The higher the number the thicker the solvant.
 

nyfisherman

Member
RATE NOW I HAVE THE SAME PROBLEM, I BOUGHT ALL THIS ACRYLIC AND TRIED TO ASSEMBLE IT WITH SOME CHEAP 2 PART EPOXY BOUGHT AT THE HD. IT DIDN' T HOLD FOR CRAP!!! AND NOW I GOT IT ALL OVER THE PLACE AND NEED TO SCRAP IT OFF BEFORE REASSEMBLY!! I DID SOME RESEARCH I GUESS PEOPLE USE WELD-ON #3,#4,#16,#40 THE DIFFERNCE IN THESE IS MOSTLY HOW FAST THEY SET. I THINK THERE MADE BY IPS? YOU CAN DO A SEARCH ONLINE AND FIND OUT MORE
 

joez

Member
Yeah NY, I know exactly what you mean. HD people were pretty clueless (I went back today on it...), but then again I guess they don't deal with this much.
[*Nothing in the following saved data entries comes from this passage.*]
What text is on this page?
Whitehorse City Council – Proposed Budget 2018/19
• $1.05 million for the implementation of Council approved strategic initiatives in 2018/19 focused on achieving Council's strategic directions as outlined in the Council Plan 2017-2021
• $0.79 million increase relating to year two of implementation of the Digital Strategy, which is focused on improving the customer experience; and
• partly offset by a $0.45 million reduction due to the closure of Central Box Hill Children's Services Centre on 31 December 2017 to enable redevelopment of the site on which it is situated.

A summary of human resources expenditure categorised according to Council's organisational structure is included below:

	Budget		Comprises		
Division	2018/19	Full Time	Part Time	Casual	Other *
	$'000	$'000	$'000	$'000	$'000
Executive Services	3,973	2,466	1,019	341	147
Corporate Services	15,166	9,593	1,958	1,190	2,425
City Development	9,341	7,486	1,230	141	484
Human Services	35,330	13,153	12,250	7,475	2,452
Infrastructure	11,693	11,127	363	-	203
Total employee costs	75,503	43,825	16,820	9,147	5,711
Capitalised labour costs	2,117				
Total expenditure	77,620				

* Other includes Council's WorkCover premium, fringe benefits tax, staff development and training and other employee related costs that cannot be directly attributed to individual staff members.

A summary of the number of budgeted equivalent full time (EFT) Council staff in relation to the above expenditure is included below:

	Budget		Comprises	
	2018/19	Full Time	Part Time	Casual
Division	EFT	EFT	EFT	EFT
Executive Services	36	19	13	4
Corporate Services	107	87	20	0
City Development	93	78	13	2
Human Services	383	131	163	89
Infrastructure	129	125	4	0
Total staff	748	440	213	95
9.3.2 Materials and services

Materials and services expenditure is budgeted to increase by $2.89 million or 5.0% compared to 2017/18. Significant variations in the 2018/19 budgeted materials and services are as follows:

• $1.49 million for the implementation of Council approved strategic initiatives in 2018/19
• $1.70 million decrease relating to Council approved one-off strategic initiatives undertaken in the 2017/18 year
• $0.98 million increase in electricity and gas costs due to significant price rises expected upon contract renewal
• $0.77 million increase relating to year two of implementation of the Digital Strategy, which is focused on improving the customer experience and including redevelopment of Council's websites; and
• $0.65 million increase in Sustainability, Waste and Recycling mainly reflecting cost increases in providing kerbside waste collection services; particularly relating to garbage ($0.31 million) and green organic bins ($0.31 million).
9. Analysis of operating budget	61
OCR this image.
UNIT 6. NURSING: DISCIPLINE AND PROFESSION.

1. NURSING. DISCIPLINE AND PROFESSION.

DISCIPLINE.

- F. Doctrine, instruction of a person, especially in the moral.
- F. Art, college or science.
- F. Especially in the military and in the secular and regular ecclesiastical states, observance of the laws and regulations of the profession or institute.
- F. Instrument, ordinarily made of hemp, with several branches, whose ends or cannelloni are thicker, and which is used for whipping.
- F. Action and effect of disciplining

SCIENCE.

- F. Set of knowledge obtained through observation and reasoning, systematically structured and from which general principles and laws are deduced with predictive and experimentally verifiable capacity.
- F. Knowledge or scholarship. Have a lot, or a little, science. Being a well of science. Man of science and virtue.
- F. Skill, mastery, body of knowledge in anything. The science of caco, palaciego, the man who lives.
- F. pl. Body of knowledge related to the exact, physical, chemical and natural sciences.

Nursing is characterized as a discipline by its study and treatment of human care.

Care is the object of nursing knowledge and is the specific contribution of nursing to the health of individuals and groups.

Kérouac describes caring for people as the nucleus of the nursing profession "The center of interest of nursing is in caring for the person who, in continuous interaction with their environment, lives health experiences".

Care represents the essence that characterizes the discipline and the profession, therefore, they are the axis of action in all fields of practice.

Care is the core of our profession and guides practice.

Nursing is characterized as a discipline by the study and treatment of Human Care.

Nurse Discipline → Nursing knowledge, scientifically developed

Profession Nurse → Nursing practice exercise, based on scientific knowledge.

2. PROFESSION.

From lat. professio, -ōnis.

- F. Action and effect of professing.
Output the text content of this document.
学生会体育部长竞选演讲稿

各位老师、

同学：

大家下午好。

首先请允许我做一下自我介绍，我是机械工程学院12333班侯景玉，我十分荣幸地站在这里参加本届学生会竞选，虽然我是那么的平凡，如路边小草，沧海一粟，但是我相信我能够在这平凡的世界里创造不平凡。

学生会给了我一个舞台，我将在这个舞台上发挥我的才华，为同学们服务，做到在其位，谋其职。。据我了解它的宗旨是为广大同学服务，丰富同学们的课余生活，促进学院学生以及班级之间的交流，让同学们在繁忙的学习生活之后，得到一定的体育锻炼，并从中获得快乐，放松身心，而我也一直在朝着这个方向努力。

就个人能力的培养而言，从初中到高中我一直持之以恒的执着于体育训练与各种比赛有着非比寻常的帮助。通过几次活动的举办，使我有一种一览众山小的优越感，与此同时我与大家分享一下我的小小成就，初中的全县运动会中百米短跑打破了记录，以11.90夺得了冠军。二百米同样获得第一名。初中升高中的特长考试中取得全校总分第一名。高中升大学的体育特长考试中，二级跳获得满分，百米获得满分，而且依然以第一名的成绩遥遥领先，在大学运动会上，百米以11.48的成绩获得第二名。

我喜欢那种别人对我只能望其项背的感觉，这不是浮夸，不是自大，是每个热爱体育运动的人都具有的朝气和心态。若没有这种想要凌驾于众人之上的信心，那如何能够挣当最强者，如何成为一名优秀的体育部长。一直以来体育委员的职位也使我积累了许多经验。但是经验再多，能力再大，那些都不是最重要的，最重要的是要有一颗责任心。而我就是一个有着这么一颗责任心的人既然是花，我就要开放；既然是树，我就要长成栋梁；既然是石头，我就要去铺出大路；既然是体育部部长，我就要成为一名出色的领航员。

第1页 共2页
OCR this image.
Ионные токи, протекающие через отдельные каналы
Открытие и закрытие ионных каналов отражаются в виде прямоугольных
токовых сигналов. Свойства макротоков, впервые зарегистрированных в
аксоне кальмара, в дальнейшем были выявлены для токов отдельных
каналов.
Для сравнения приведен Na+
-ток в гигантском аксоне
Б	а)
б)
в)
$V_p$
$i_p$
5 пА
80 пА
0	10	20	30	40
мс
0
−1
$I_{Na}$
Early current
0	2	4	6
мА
For their applications, the epoxy is more than enough.
Thomas, you're information is great...the idea with the nails with help (ALOT!!!). I'll get #4 I think...we'll see how this works.
Thanks for all your help guys!
 

hellspawn2

Member
Joez,
Im not in your area but dont you have some plastic companies around there? Thats where i found my weldon at. Also Thomas is right the lower the number the thinner the mix. To easiest way to decide on what to use is you need to know if the acrylic has a even cut. If the cut is a nice and even cut then use the weldon #1 or #2 and if its kind of a rough cut go with a higher number. Make sure that when u get the acrylic that you sand the edges with extremely fine sandpaper. You just want enough to smooth the surface out so you have a good seal and then use your glue. Hope that helps.
:D
 

joez

Member
With the way I cut it, all of my "rough" edges are pointed up (except bottom peice, which doesn't matter anyway), so it's extremely smooth. I'll look into a plastic company first, because I really would like to get it done by friday so I have the weekend to work on the canopy.
HTH? More than you'd even know! :) :) :) :)
 

nyfisherman

Member
I FOUND SOME WELD-ON #4 TODAY AT A LOCAL GLASS COMPANY, (also deal in alot of acylic) THEY CHARGED ME 10$ FOR A PINT OF IT AND 4$ FOR A SYRIENGE GREAT DEAL TRY AND GO THAT WAY YOU MIGHT GET LUCKY
 

joez

Member
I'll try that. I found a place with it, but over an hour away. Luckily I have a free day tomorrow so I can go to multiple locations.
Unfortunally my table saw's band (connecting blade to motor) broke tonight...it's old and I doubt there will be a replacement at HD. Oh well...atleast I have enough wood cut to finish the tank, just not the canopy.
 

nyfisherman

Member
I TRIED IT OUT AND THE STUFF WORKS GREAT IT, IT EVAPORATES KIND OF FAST THOUGH. I USED IT ON TWO SCRAP PIECES AND WITHIN 2 HOURS I COULDN'T PULL THEM APART. THE ONLY PROBLEM IS I HAD A LOT OF BUBBLES.